Una chica llega a altas horas de la
noche a la residencia de estudiantes donde vive, se ha quedado hasta
tarde con unas amigas y cuando llega a dormir son más de las tres.
Entra en la habitación tratando de no
hacer ruido para no despertar a su compañera de cuarto, tampoco enciende
la luz para no molestarla por lo que tiene que avanzar a oscuras
empleando solo la luz de tu teléfono móvil para no golpearse con los
muebles.
Cuando se mete en la cama empieza a oír
unos quejidos ahogados, la chica se queda en silencio para escuchar
mejor. El sonido es como pequeños grititos ahogados o quejidos sin
fuerza. Se imagina que su compañera se habrá traído a su novio al cuarto
y estarán teniendo una noche apasionada, le sorprende que no colgara
una prenda de ropa en la puerta como acostumbran a hacer como señal de
que tienen “visitas”. Pero está demasiado cansada para levantarse y
buscar otro sitio donde dormir. Sin darse cuenta cae en un profundo
sueño entre lamentos y quejidos.
A la mañana siguiente se despierta
sintiendo una humedad en su cama, aún medio dormida lleva su mano al
líquido que empapa la manta y pega un salto tras comprobar que es
sangre. Sobre su colcha la cabeza cortada de su amiga con un pañuelo en
la boca que le sirvió de mordaza la noche pasada.
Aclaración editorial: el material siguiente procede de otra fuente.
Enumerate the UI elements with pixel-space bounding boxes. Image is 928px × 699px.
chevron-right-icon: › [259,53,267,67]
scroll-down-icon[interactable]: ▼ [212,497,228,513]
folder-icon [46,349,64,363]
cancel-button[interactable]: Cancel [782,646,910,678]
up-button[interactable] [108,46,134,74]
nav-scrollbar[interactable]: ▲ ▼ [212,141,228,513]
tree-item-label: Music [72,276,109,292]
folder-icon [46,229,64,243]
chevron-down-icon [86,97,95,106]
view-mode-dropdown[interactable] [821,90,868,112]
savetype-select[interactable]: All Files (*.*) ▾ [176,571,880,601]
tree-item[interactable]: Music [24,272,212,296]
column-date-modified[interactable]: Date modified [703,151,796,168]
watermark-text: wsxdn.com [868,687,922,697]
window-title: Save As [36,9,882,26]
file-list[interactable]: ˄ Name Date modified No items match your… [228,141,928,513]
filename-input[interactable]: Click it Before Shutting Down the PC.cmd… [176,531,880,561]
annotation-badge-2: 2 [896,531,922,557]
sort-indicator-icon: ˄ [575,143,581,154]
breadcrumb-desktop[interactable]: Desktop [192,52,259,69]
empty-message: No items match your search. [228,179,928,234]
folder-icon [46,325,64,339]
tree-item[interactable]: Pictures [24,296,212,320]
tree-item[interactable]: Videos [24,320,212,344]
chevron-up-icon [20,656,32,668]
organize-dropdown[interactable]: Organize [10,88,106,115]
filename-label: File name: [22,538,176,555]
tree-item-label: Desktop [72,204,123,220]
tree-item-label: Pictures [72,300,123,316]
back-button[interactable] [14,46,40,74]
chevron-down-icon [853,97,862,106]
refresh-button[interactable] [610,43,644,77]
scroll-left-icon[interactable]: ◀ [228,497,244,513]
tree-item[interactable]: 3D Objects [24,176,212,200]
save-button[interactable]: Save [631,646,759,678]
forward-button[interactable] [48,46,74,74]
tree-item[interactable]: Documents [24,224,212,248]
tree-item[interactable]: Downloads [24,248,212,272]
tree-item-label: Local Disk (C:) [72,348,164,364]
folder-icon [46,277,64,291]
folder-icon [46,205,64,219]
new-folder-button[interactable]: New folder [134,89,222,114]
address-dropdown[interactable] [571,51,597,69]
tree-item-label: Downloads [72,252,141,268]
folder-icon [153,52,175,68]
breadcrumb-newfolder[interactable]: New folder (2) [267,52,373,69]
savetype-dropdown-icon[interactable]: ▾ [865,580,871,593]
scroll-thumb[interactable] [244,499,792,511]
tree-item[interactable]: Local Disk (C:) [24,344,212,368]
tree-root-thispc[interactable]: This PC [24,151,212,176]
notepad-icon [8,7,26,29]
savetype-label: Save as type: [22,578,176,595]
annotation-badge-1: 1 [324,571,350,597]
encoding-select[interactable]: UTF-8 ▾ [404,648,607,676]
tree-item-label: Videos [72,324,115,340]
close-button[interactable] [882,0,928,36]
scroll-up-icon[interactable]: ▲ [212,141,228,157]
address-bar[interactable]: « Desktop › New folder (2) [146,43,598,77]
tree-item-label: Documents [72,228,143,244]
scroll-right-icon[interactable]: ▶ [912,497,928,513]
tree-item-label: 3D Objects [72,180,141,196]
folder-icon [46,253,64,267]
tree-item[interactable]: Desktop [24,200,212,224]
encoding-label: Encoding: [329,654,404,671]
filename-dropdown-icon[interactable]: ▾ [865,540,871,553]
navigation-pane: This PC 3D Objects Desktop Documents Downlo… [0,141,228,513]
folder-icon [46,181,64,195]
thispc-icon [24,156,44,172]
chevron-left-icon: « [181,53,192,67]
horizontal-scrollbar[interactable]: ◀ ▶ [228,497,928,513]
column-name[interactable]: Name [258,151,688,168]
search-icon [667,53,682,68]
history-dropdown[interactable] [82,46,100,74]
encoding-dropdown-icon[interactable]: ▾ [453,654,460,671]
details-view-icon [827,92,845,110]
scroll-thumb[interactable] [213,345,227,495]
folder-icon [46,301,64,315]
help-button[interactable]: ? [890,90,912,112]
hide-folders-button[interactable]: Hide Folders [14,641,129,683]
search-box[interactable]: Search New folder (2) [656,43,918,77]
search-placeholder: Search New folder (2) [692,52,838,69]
La habitación parece un matadero, todo está ensangrentado y en la pared escrito con la sangre de su amiga se podía leer:
“Suerte que no encendiste la luz”
Al llegar el forense dictaminó que la
chica llevaba pocas horas muerta, al parecer el asesino la había estado
torturando toda la noche a escasos metros de la cama donde descansaba.
Los quejidos eran gritos de dolor que quedaban ahogados por la mordaza
mientras el psicópata despellejaba y mutilaba viva a la víctima. Sin
saberlo la chica había salvado su vida al no encender la luz y
sorprender al asesino en mitad del crimen.